А недавно Люминий с дружками отчебучил такое, что даже старушки развели руками.
Люминий со своим дружком раздобыл где-то обезьяну, нарядил ее в женское платье и отвез в церковь. Ростом и комплекцией обезьяна походила на небольшую согбенную старушку. Ее обрядили в длинное платье и вязаную красную кофту с длинным рукавом, повязали платок, приклеили к ушам скотчем дужки очков, к ногам привязали туфли, шерсть на лице и руках подбрили. Обезьяна двадцать лет прослужила в цирке, она была ученой, старой и послушной. А чтобы она не выкинула какой-нибудь фортель, ее напоили водкой с сахаром.
Когда двое парней явились на вечернюю службу в храм, поддерживая под руки ветхую старушку, никто ничего не заподозрил. Они встали сбоку, у стены, и вели себя вполне пристойно. Старушка крестилась, когда все крестились, и кланялась, когда все кланялись. Но когда народ двинулся целовать крест, случился конфуз. Поддерживаемая под руки старушка в красной кофте с благоговением приложилась к кресту, склонилась к руке священника — и вдруг подняла голову, оскалилась и захохотала.
На самом деле она, конечно, не захохотала, а закричала, но крик ее был таким диким, таким невероятным и возмутительным в мирной церкви, что люди с воплем бросились вон из храма, словно перед ними явился сам дьявол. Священник в ужасе отпрянул, увидев перед собой оскаленную обезьянью рожу в очках, и попытался было стукнуть зверя крестом, но обезьяна вырвалась, метнулась прочь и заскакала, запрыгала по храму, вопя и размахивая длинными ручищами. Она содрала с себя очки и платок, потеряла туфлю и принялась рвать на себе платье. Мужчины бросились ловить ее, но она не давалась — носилась по церкви, приплясывая и вопя, пока ей на голову не надели ведро. Тогда она вдруг замерла, сжалась, заскулила и позволила вывести себя из церкви.
Это был неслыханный скандал и позор. Пожилые женщины боялись появляться на улице в красных кофтах, а священник во время причастия замирал, когда какая-нибудь старушка, поцеловав крест, вдруг поднимала голову.
— Это кто там, бабушка? — крикнула из-за двери Любинька.
— Слава это.
— У которого голос?
— Он самый.
Любиньке нравился голос Люминия, хотя что такого она в его голосе нашла — Свинина Ивановна не понимала.
— Тут делов-то! — Люминий вытащил из кармана плоскогубцы. — За полчаса сделаю.

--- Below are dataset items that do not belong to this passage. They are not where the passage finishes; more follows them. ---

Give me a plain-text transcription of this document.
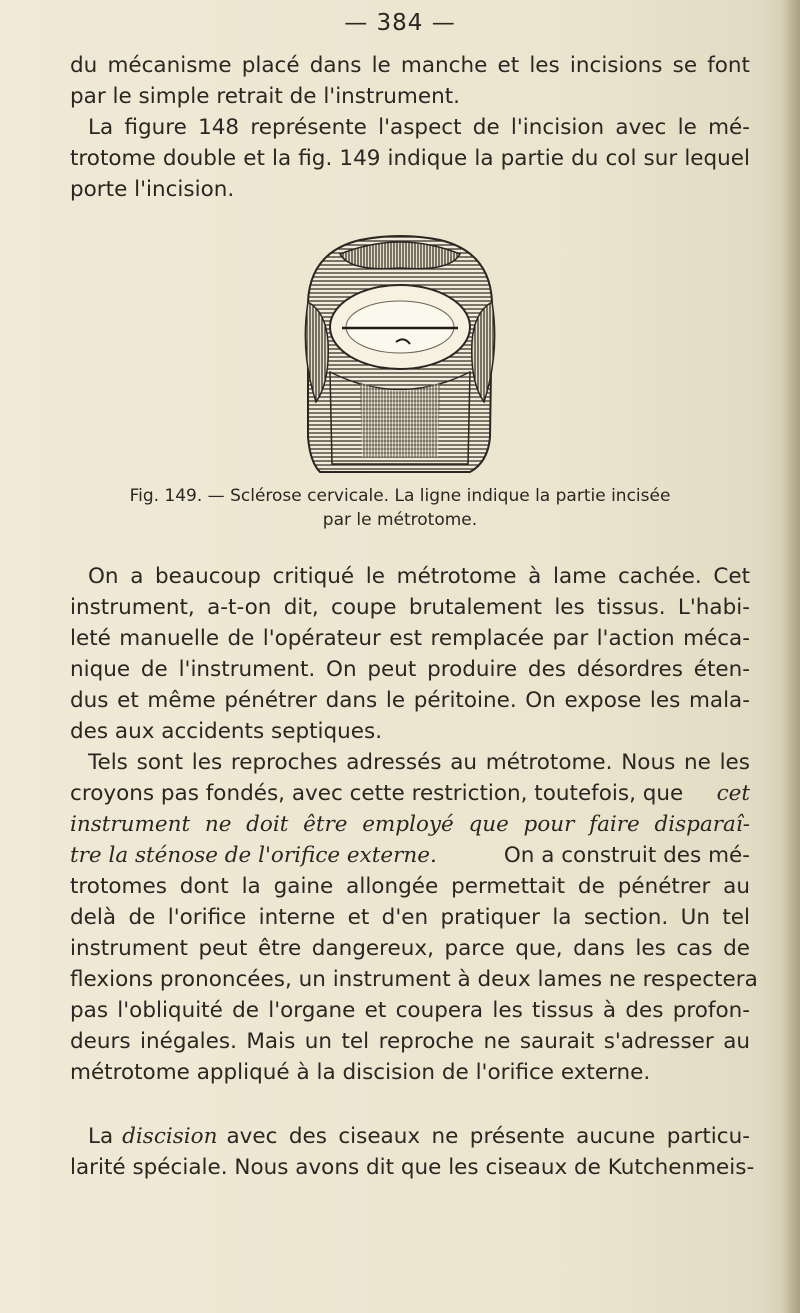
— 384 —
du mécanisme placé dans le manche et les incisions se font
par le simple retrait de l'instrument.
La figure 148 représente l'aspect de l'incision avec le mé-
trotome double et la fig. 149 indique la partie du col sur lequel
porte l'incision.
Fig. 149. — Sclérose cervicale. La ligne indique la partie incisée
par le métrotome.
On a beaucoup critiqué le métrotome à lame cachée. Cet
instrument, a-t-on dit, coupe brutalement les tissus. L'habi-
leté manuelle de l'opérateur est remplacée par l'action méca-
nique de l'instrument. On peut produire des désordres éten-
dus et même pénétrer dans le péritoine. On expose les mala-
des aux accidents septiques.
Tels sont les reproches adressés au métrotome. Nous ne les
croyons pas fondés, avec cette restriction, toutefois, que cet
instrument ne doit être employé que pour faire disparaî-
tre la sténose de l'orifice externe.	On a construit des mé-
trotomes dont la gaine allongée permettait de pénétrer au
delà de l'orifice interne et d'en pratiquer la section. Un tel
instrument peut être dangereux, parce que, dans les cas de
flexions prononcées, un instrument à deux lames ne respectera
pas l'obliquité de l'organe et coupera les tissus à des profon-
deurs inégales. Mais un tel reproche ne saurait s'adresser au
métrotome appliqué à la discision de l'orifice externe.
La discision avec des ciseaux ne présente aucune particu-
larité spéciale. Nous avons dit que les ciseaux de Kutchenmeis-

— А я пока картошечки поставлю.
Она вошла к Любиньке и закрыла за собой дверь.
— Он зачем к нам, бабушка? — спросила девушка. — По делам?
— По делам. Кажется мне, что он в тебя это… понимаешь?
— Что понимаешь? — голос Любиньки дрогнул. — Что — это?
— Сама догадайся.
— Больно надо! — вспыхнула Любинька.
— Можно подумать, у нас под дверью очередь из твоих ухажеров…
— Ухажеры! — Лицо Любиньки пошло красными пятнами. — Разве он ухажер?
— А кто же? Я же вижу, не слепая. Неужели не чувствуешь, а?
— У меня еще никогда не было возлюбленного, — ответила шепотом Любинька.
— Ты бы лучше переоделась, — сказала Свинина Ивановна. — Вдруг заглянет — а ты в штанах. Надень юбочку… ножки-то у тебя — огневые, зачем их прятать… мужчины ножки любят…
— Какую юбочку? — с дрожью в голосе спросила Любинька.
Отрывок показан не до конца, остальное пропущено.